The reach of this vulnerability represents a systemic risk for the enterprise. Ollama has recorded over 100 million downloads on Docker Hub and has roughly 170,000 stars on GitHub, marking it as the industry standard for local AI.

The primary driver of this risk is the software's default configuration. By default, Ollama listens on all network interfaces (0.0.0.0) and requires no authentication. This "plug-and-play" ease of use has resulted in 300,000 servers sitting on the public internet, ready to be queried and drained by anyone with an internet connection.

A Timeline of Urgency

The path from discovery to a fix was marked by significant friction between security researchers and the authorities responsible for documenting these risks.

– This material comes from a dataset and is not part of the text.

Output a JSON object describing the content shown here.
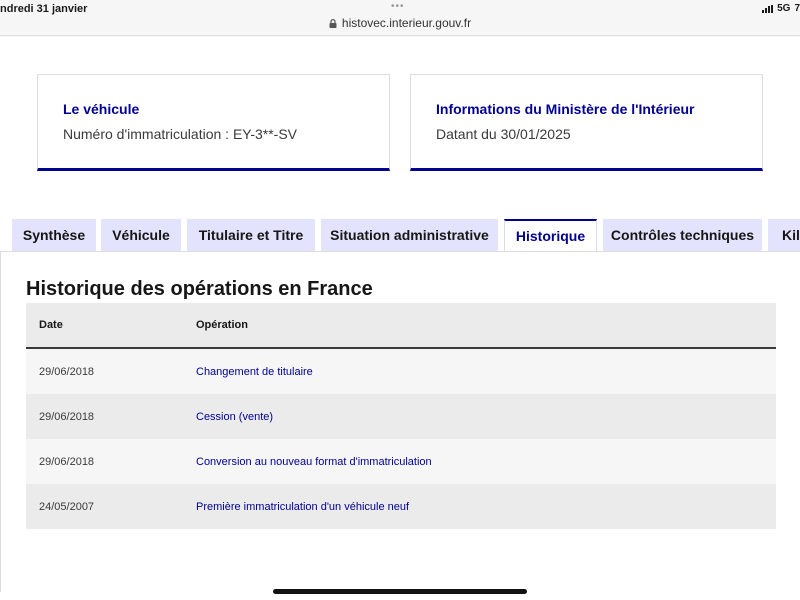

• February 2, 2026: Vulnerability first reported to Ollama.
• February 25, 2026: Ollama acknowledged the bug but requested researchers submit the CVE independently.
• February 26, 2026: Researchers issued an urgent warning: releasing a fix without a public security advisory would leave users unaware of the danger, essentially providing a roadmap for attackers while leaving defenders in the dark.
• March — April 2026: Delays with MITRE forced researchers to seek a third-party authority (Echo) to assign the CVE.
• May 1, 2026: CVE-2026–7482 was finally published to the world.

Closing: The Road to AI Readiness

The "Bleeding Llama" vulnerability serves as a stark reminder that "local" does not automatically mean "secure." For organizations to safely integrate AI, they must move beyond default configurations. Immediate remediation requires updating to Ollama version 0.17.1 or higher.

Beyond patching, the roadmap to AI readiness must include network segmentation and the use of authentication proxies or firewalls to shield these servers from the public web. Simply put, if your AI server is listening to the whole world without a password, you aren't running a private service; you're running a data-leak-as-a-service.

As we race to integrate local AI for privacy, are we inadvertently building the most efficient data-exfiltration machines the world has ever seen?